Verschattung allein ist noch kein Grund zur Nachbarklage
Wenn ein Bauvorhaben die Situation des Nachbarn verschlechtert, verletzt es damit nicht automatisch das Rücksichtnahmegebot. (OVG Berlin-Brandenburg, Beschluss vom 30. März 2020, Az. OVG 10 S 30.19)
DER FALL
Die Eigentümerin von Wohnhäusern in Berlin-Lichtenberg beantragte Eilrechtsschutz gegen den geplanten Bau von mehrgeschossigen Wohnhäusern auf der gegenüberliegenden Straßenseite. Die geplante Bebauung entsprach in Höhe und Länge der umliegenden Bestandsbebauung und wahrte die Abstandsflächen nach § 6 BauO Bln. Dennoch war die Antragstellerin der Auffassung, dass die geplanten Mehrfamilienhäuser zu einer unzumutbaren Verschattung führen würden.

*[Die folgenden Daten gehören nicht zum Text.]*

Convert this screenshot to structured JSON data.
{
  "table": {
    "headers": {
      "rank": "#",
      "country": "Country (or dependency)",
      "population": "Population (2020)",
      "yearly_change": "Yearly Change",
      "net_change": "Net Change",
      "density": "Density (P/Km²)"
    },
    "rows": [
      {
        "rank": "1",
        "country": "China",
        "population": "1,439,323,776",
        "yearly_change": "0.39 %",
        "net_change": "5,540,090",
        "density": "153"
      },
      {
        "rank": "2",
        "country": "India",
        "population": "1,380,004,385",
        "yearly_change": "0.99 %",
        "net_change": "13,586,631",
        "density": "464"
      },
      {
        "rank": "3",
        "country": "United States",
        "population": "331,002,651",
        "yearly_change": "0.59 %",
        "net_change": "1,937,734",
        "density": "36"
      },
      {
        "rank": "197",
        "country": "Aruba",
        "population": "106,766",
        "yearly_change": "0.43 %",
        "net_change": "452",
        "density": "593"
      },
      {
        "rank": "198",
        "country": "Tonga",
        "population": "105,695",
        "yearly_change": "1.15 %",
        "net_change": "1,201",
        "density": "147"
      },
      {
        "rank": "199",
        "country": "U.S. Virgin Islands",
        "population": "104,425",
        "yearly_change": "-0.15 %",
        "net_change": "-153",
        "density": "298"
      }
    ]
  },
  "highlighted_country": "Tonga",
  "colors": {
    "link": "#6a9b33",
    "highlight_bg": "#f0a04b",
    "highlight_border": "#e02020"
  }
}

Das VG Berlin hat ihren Antrag auf Wiederherstellung der aufschiebenden Wirkung der Klage gegen die Baugenehmigung abgelehnt.
DIE FOLGEN
Das OVG Berlin-Brandenburg hat die Beschwerde der Eigentümerin gegen die Entscheidung des VG zurückgewiesen. Da die Abstandsflächenvorschriften eingehalten werden, ist für die Verletzung des Rücksichtnahmegebots ein qualifizierter und individualisierter Verstoß gegen die schutzwürdigen Interessen der Nachbarin nötig. Das ist hier nicht ersichtlich. Das Rücksichtnahmegebot wird nicht schon dann verletzt, wenn ein Vorhaben die Situation des Nachbarn zum Nachteil verändert. Insbesondere entfalten die Orientierungswerte der DIN 5043 zum Tageslicht in Innenräumen keine nachbarschützende Wirkung. Der DIN 5043 kommt auch keine „starke Indizwirkung“ zu, hierfür gibt es keine Rechtsgrundlage.
WAS IST ZU TUN?
Die gerichtliche Klarstellung, dass der DIN 5043 keine unmittelbare drittschützende Wirkung zukommt, ist zu begrüßen. Denn sie lässt die Erfolgsaussichten einer Nachbarklage sinken, zumindest was die Verschattung angeht. Die Werte der DIN 5043 stellen keine verbindlichen Grenzwerte dar, daher können die Behörden in Bebauungsplan- und Baugenehmigungsverfahren davon abweichen. Es ist dann im Einzelfall zu prüfen, ob die Verschattung des Nachbargebäudes die gesunden Wohn- und Arbeitsverhältnisse so stark beeinträchtigt, dass sie nicht hingenommen werden kann. Der Beschluss bestätigt auch, dass die Abstandsflächenvorschriften strikt einzuhalten sind. Denn nur dann ist nach der Rechtsprechung indiziert, dass gesunde Wohn- und Arbeitsverhältnisse gewahrt werden. In einem solchen Fall muss der klagende Nachbar eine qualifizierte und individualisierte Verletzung seiner Rechte darlegen. Dabei wird berücksichtigt, ob sich das geplante Vorhaben nach dem Maß der baulichen Nutzung im Rahmen der Bestandsbebauung hält und ob das Grundstück des Klägers selbst dicht bebaut ist und dadurch zur Verschattung beiträgt. Der Nachweis einer qualifizierten Verletzung durch zusätzliche Verschattung dürfte vor allem in dicht bebauten Innenstadtgebieten meist scheitern, ebenso wie die Nachbarklage.